Benefits of Telepractice

Students today use computers as part of their learning process, so the transition to receiving therapy on a computer is not a big adjustment. Because the therapy session is live and highly individualized, the benefits are even greater.  As an added perk, sessions can be recorded and replayed for the student/parents/legal guardians providing opportunities for review, practice, feedback, and carry-over outside of the school environment.
  1. It’s cost effective.
  2. It’s fun, interactive, and allows kids to bond and forget about their worries.
  3. It allows easy assessment and analysis of progress in terms of speech and other social aspects such as ease of interaction.
  4. It’s a flexible system and can easily be incorporated into any school district.
  5. It’s convenient for the school, the teletherapists, and the parents since no travel is involved.
  6. It can be just as effective as face to face speech therapy.

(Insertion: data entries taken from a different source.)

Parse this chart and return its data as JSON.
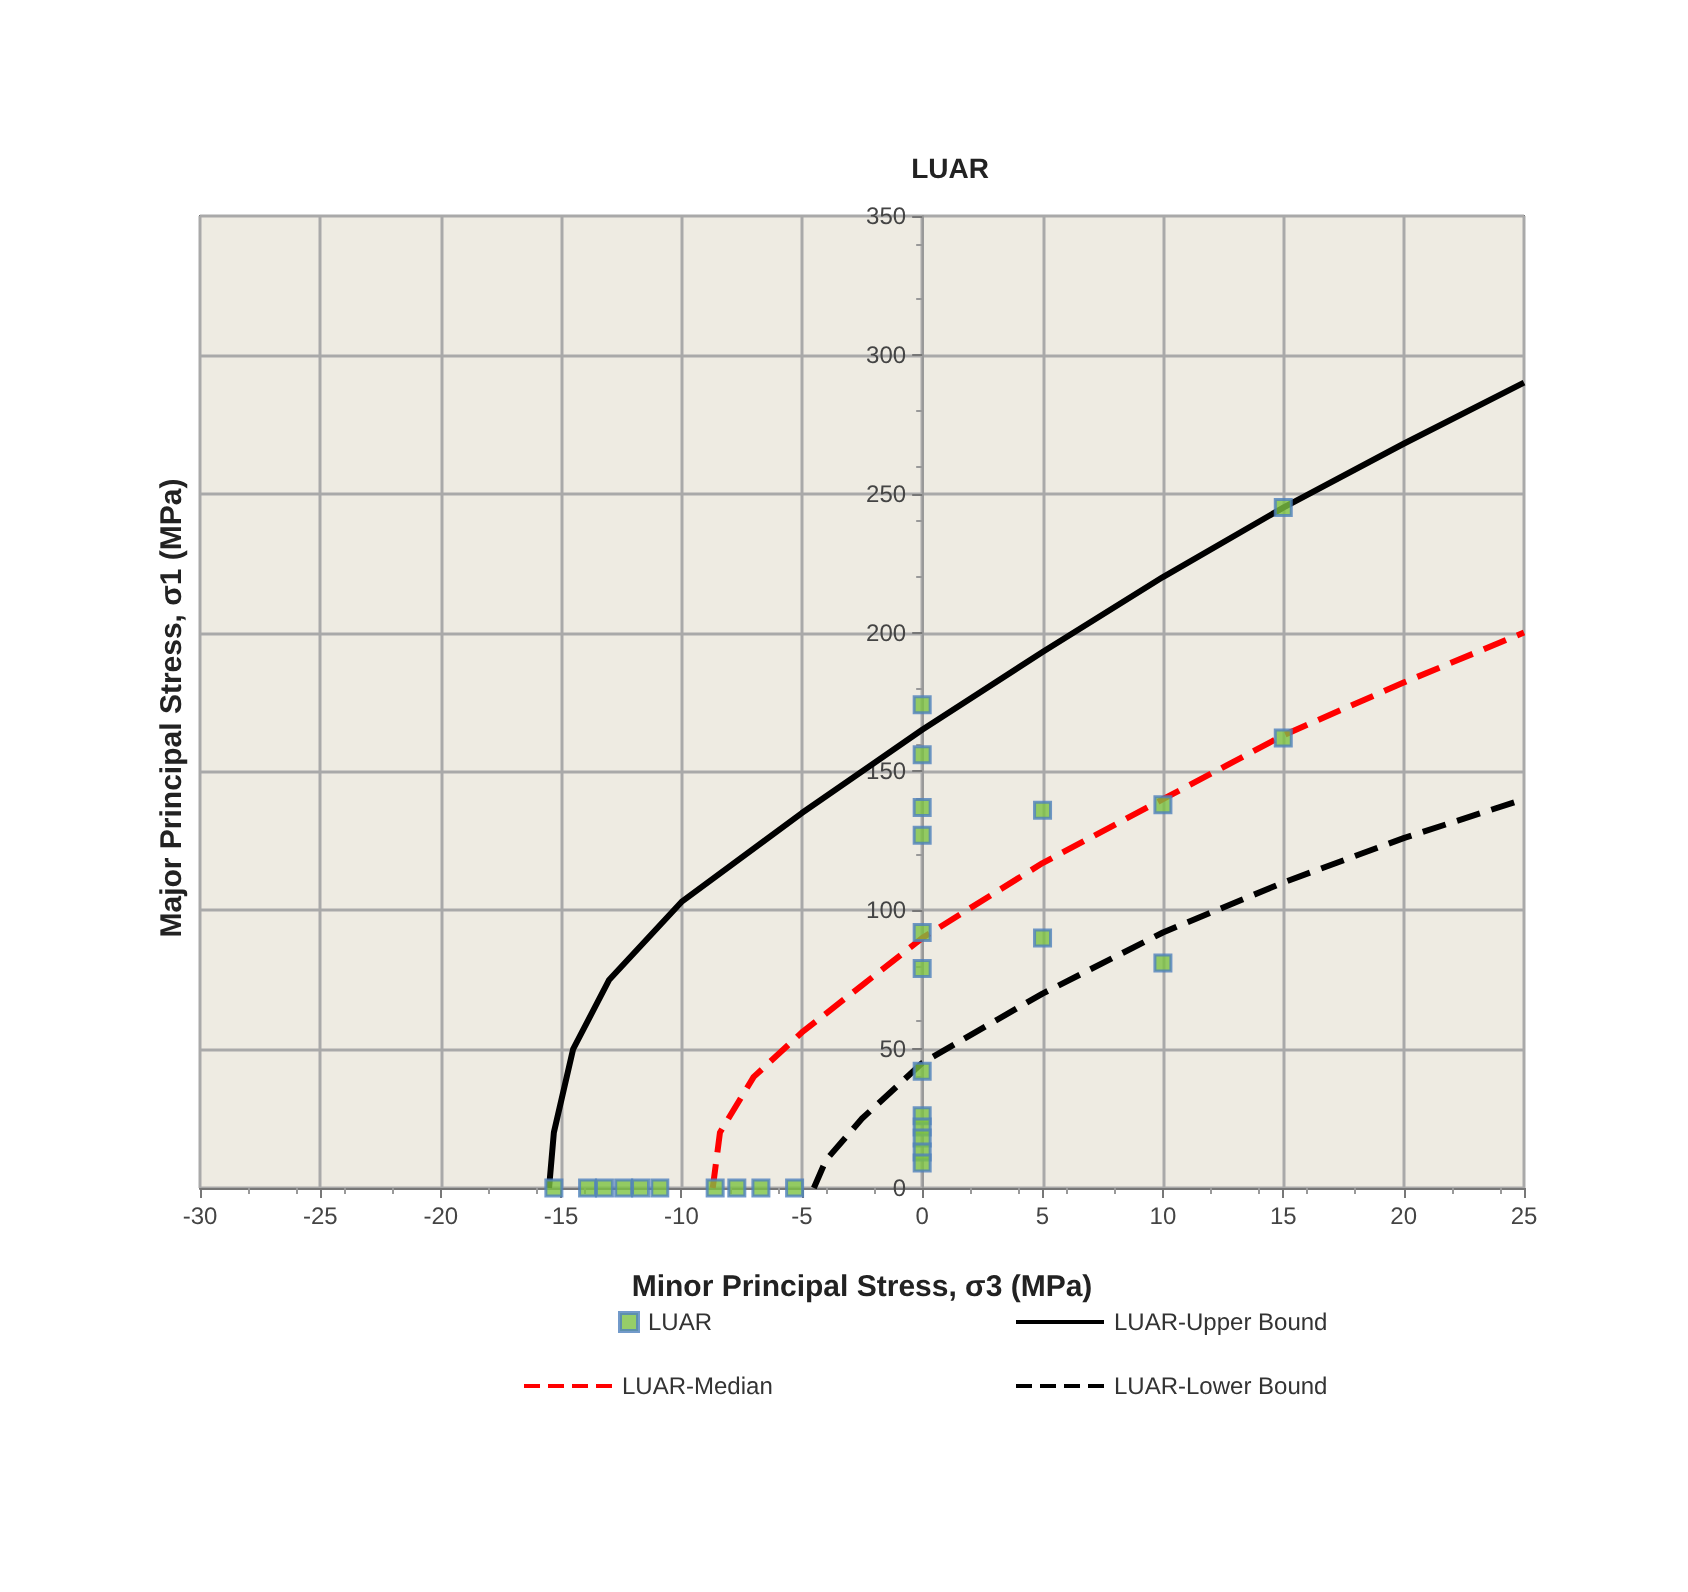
{
  "chart_data": {
    "type": "scatter",
    "title": "LUAR",
    "xlabel": "Minor Principal Stress, σ3 (MPa)",
    "ylabel": "Major Principal Stress, σ1 (MPa)",
    "xlim": [
      -30,
      25
    ],
    "xticks": [
      -30,
      -25,
      -20,
      -15,
      -10,
      -5,
      0,
      5,
      10,
      15,
      20,
      25
    ],
    "ylim": [
      0,
      350
    ],
    "yticks": [
      0,
      50,
      100,
      150,
      200,
      250,
      300,
      350
    ],
    "grid": true,
    "legend": "bottom",
    "marker": "square",
    "series": [
      {
        "name": "LUAR",
        "type": "scatter",
        "color": "#7cc242",
        "x": [
          -15.3,
          -13.9,
          -13.2,
          -12.4,
          -11.7,
          -10.9,
          -8.6,
          -7.7,
          -6.7,
          -5.3,
          0,
          0,
          0,
          0,
          0,
          0,
          0,
          0,
          0,
          0,
          0,
          0,
          5,
          5,
          10,
          10,
          15,
          15
        ],
        "values": [
          0,
          0,
          0,
          0,
          0,
          0,
          0,
          0,
          0,
          0,
          174,
          156,
          137,
          127,
          92,
          79,
          42,
          26,
          22,
          18,
          13,
          9,
          136,
          90,
          138,
          81,
          245,
          162
        ]
      },
      {
        "name": "LUAR-Upper Bound",
        "type": "line",
        "color": "#000000",
        "line_style": "solid",
        "marker": "none",
        "x": [
          -15.5,
          -15.3,
          -14.5,
          -13,
          -10,
          -5,
          0,
          5,
          10,
          15,
          20,
          25
        ],
        "values": [
          0,
          20,
          50,
          75,
          103,
          135,
          165,
          193,
          220,
          245,
          268,
          290
        ]
      },
      {
        "name": "LUAR-Median",
        "type": "line",
        "color": "#ff0000",
        "line_style": "dashed",
        "marker": "none",
        "x": [
          -8.7,
          -8.4,
          -7,
          -5,
          -2.5,
          0,
          5,
          10,
          15,
          20,
          25
        ],
        "values": [
          0,
          20,
          40,
          56,
          73,
          90,
          117,
          140,
          163,
          182,
          200
        ]
      },
      {
        "name": "LUAR-Lower Bound",
        "type": "line",
        "color": "#000000",
        "line_style": "dashed",
        "marker": "none",
        "x": [
          -4.5,
          -4,
          -2.5,
          0,
          5,
          10,
          15,
          20,
          25
        ],
        "values": [
          0,
          10,
          25,
          45,
          70,
          92,
          110,
          126,
          140
        ]
      }
    ]
  }
}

Roles and Responsibilities (Based on ASHA Guidelines) 

Telepractice is an appropriate model of service delivery for audiologists and SLPs.

Roles and responsibilities for audiologists and SLPs in the provision of services via telepractice include:
  • understanding and applying appropriate models of technology used to deliver services;
  • understanding the appropriate specifications and operations of technology used in delivery of services;
  • calibrating and maintaining clinical instruments and telehealth equipment;
  • selecting clients who are appropriate for assessment and intervention services via telepractice;
  • selecting and using assessments and interventions that are appropriate to the technology being used and that take into consideration client and disorder variables;
  • being sensitive to cultural and linguistic variables that affect the identification, assessment, treatment, and management of communication disorders/differences in individuals receiving services via telepractice;
  • training and using support personnel appropriately when delivering services;
  • being familiar with the available tools and methods and applying them to evaluate the effectiveness of services provided and to measure outcomes;
  • maintaining appropriate documentation, including informed consent for use of telepractice and documentation of the telepractice encounter;
  • being knowledgeable about and compliant with existing rules and regulations regarding telepractice, including security and privacy protections, reimbursement for services, and licensure, liability, and malpractice concerns; and
  • collaborating with physicians and other practitioners for timely referral and follow-up services.

​Telepractice is constantly evolving. Ongoing education and training is required to maintain expertise and familiarity with changes in technology and potential clinical applications. Web technology allows clinicians to engage clients through virtual environments and other personally salient activities (Towey, 2012a).